Lee Hak Seung, Lee Sooyeon, Kang Sora, Han Ga In, Yoo Ah-Hyun, Jang Jong-Hwan, Jo Yong-Yeon, Son Jeong Min, Lee Min Sung, Kwon Joon-Myoung, Kim Kyung-Hee
Digital Healthcare Institute, Sejong Medical Research Institute, Bucheon, Republic of Korea; Medical AI Co, Ltd, Seoul, Republic of Korea.
Division of Cardiology, Department of Internal Medicine, Incheon Sejong Hospital, Cardiovascular Center, Incheon, Republic of Korea.
JACC Adv. 2025 Aug 21;4(9):102089. doi: 10.1016/j.jacadv.2025.102089.
Left bundle branch block (LBBB) is a common electrocardiogram (ECG) abnormality associated with left ventricular systolic dysfunction (LVSD). Although artificial intelligence (AI)-driven ECG analysis shows promise for LVSD screening, it remains unclear if a general AI-ECG model or one tailored for LBBB patients yields better performance.
This study evaluates 4 AI-ECG models for detecting LVSD in LBBB patients and examines the impact of training cohort definitions.
We developed 4 models using 364,845 ECGs from 4 hospitals: 1) a general AI-ECG model; 2) a model trained on automatically extracted LBBB cases; 3) a model trained on a well-curated single-center LBBB data set with expert review; and 4) a hybrid model employing transfer learning by fine-tuning the general model with single-center LBBB data. LVSD was defined as an ejection fraction ≤40%. All models were externally validated on 1,334 ECGs from another hospital, with performance assessed by area under the receiver operating characteristic curve (AUROC), sensitivity, specificity, and predictive values.
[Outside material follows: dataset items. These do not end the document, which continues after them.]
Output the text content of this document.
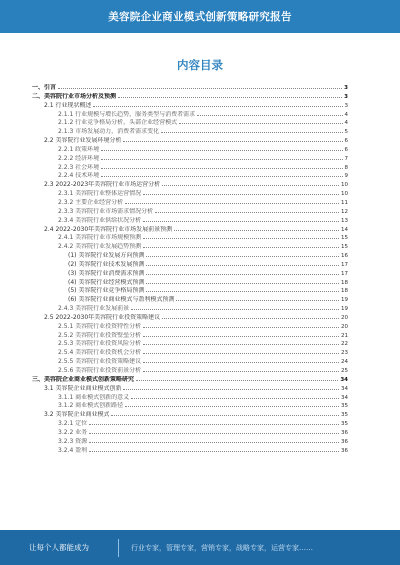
美容院企业商业模式创新策略研究报告
内容目录
一、引言	3
二、美容院行业市场分析及预测	3
2.1 行业现状概述	3
2.1.1 行业规模与增长趋势，服务类型与消费者需求	4
2.1.2 行业竞争格局分析，头部企业经营模式	4
2.1.3 市场发展动力，消费者需求变化	5
2.2 美容院行业发展环境分析	6
2.2.1 政策环境	6
2.2.2 经济环境	7
2.2.3 社会环境	8
2.2.4 技术环境	9
2.3 2022-2023年美容院行业市场运营分析	10
2.3.1 美容院行业整体运营情况	10
2.3.2 主要企业经营分析	11
2.3.3 美容院行业市场需求情况分析	12
2.3.4 美容院行业供给状况分析	13
2.4 2022-2030年美容院行业市场发展前景预测	14
2.4.1 美容院行业市场规模预测	15
2.4.2 美容院行业发展趋势预测	15
(1) 美容院行业发展方向预测	16
(2) 美容院行业技术发展预测	17
(3) 美容院行业消费需求预测	17
(4) 美容院行业经营模式预测	18
(5) 美容院行业竞争格局预测	18
(6) 美容院行业商业模式与盈利模式预测	19
2.4.3 美容院行业发展前景	19
2.5 2022-2030年美容院行业投资策略建议	20
2.5.1 美容院行业投资特性分析	20
2.5.2 美容院行业投资壁垒分析	21
2.5.3 美容院行业投资风险分析	22
2.5.4 美容院行业投资机会分析	23
2.5.5 美容院行业投资策略建议	24
2.5.6 美容院行业投资前景分析	25
三、美容院企业商业模式创新策略研究	34
3.1 美容院企业商业模式创新	34
3.1.1 商业模式创新的意义	34
3.1.2 商业模式创新路径	35
3.2 美容院企业商业模式	35
3.2.1 定位	35
3.2.2 业务	36
3.2.3 资源	36
3.2.4 盈利	36
让每个人都能成为	行业专家，管理专家，营销专家，战略专家，运营专家……
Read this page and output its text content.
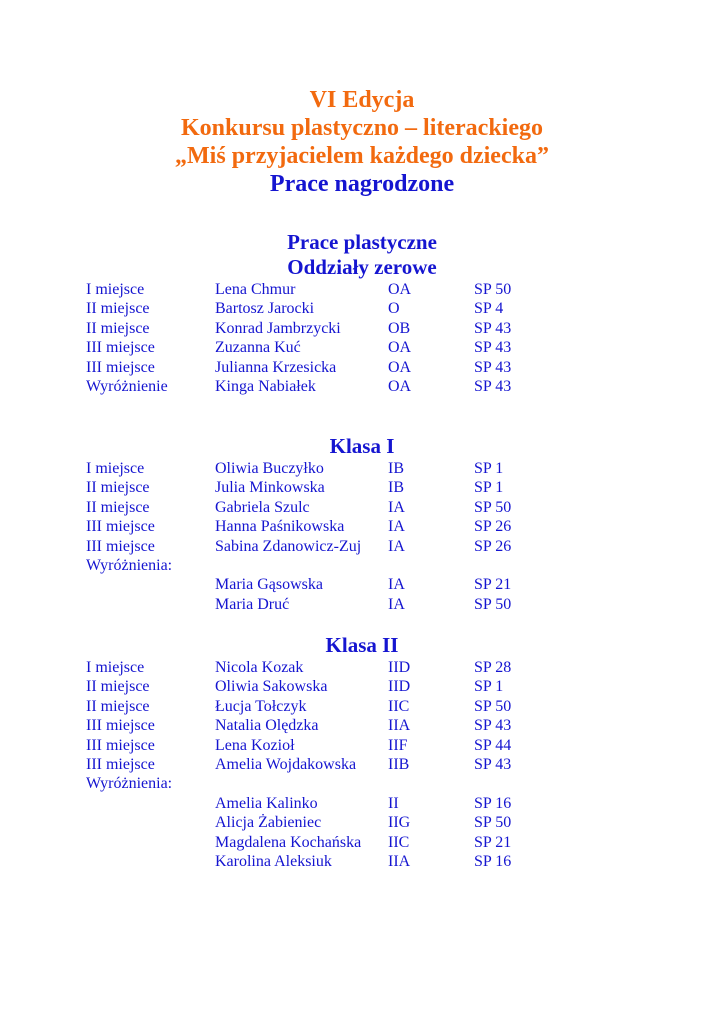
VI Edycja
Konkursu plastyczno – literackiego
„Miś przyjacielem każdego dziecka”
Prace nagrodzone
Prace plastyczne
Oddziały zerowe
I miejsce	Lena Chmur	OA	SP 50
II miejsce	Bartosz Jarocki	O	SP 4
II miejsce	Konrad Jambrzycki	OB	SP 43
III miejsce	Zuzanna Kuć	OA	SP 43
III miejsce	Julianna Krzesicka	OA	SP 43
Wyróżnienie	Kinga Nabiałek	OA	SP 43
Klasa I
I miejsce	Oliwia Buczyłko	IB	SP 1
II miejsce	Julia Minkowska	IB	SP 1
II miejsce	Gabriela Szulc	IA	SP 50
III miejsce	Hanna Paśnikowska	IA	SP 26
III miejsce	Sabina Zdanowicz-Zuj IA	SP 26
Wyróżnienia:
Maria Gąsowska	IA	SP 21
Maria Druć	IA	SP 50
Klasa II
I miejsce	Nicola Kozak	IID	SP 28
II miejsce	Oliwia Sakowska	IID	SP 1
II miejsce	Łucja Tołczyk	IIC	SP 50
III miejsce	Natalia Olędzka	IIA	SP 43
III miejsce	Lena Kozioł	IIF	SP 44
III miejsce	Amelia Wojdakowska IIB	SP 43
Wyróżnienia:
Amelia Kalinko	II	SP 16
Alicja Żabieniec	IIG	SP 50
Magdalena Kochańska IIC	SP 21
Karolina Aleksiuk	IIA	SP 16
In external validation, the transfer learning model achieved the highest AUROC (0.903; 95% CI: 0.887-0.918), closely followed by the general model (0.899; 95% CI: 0.883-0.915); the difference was not significant. Models using automated or expert-based LBBB extraction had lower AUROCs (0.879 and 0.841, respectively). The general model demonstrated high sensitivity, whereas the transfer learning model exhibited superior specificity.
Our findings indicate that a broad AI-ECG model reliably detects LVSD in LBBB patients, and transfer learning offers modest improvements without requiring curated LBBB data sets. Evaluating algorithms in representative clinical populations is essential.
左束支传导阻滞(LBBB)是一种与左心室收缩功能障碍(LVSD)相关的常见心电图(ECG)异常。尽管人工智能(AI)驱动的心电图分析在LVSD筛查方面显示出前景,但尚不清楚通用的AI-ECG模型还是为LBBB患者量身定制的模型能产生更好的性能。
本研究评估4种AI-ECG模型用于检测LBBB患者的LVSD,并检验训练队列定义的影响。
我们使用来自4家医院的364,845份心电图开发了4种模型:1)通用AI-ECG模型;2)基于自动提取的LBBB病例训练的模型;3)基于经过精心整理且有专家审核的单中心LBBB数据集训练的模型;4)通过用单中心LBBB数据微调通用模型采用迁移学习的混合模型。LVSD定义为射血分数≤40%。所有模型在另一家医院的1,334份心电图上进行外部验证,通过受试者操作特征曲线下面积(AUROC)、敏感性、特异性和预测值评估性能。
在外部验证中,迁移学习模型达到最高的AUROC(0.903;95%CI:0.887-0.918),紧随其后的是通用模型(0.899;95%CI:0.883-0.915);差异不显著。使用自动或基于专家的LBBB提取的模型AUROC较低(分别为0.879和0.841)。通用模型显示出高敏感性,而迁移学习模型表现出更高的特异性。
我们的研究结果表明,广泛的AI-ECG模型能够可靠地检测LBBB患者的LVSD,并且迁移学习无需精心整理的LBBB数据集即可带来适度改进。在具有代表性的临床人群中评估算法至关重要。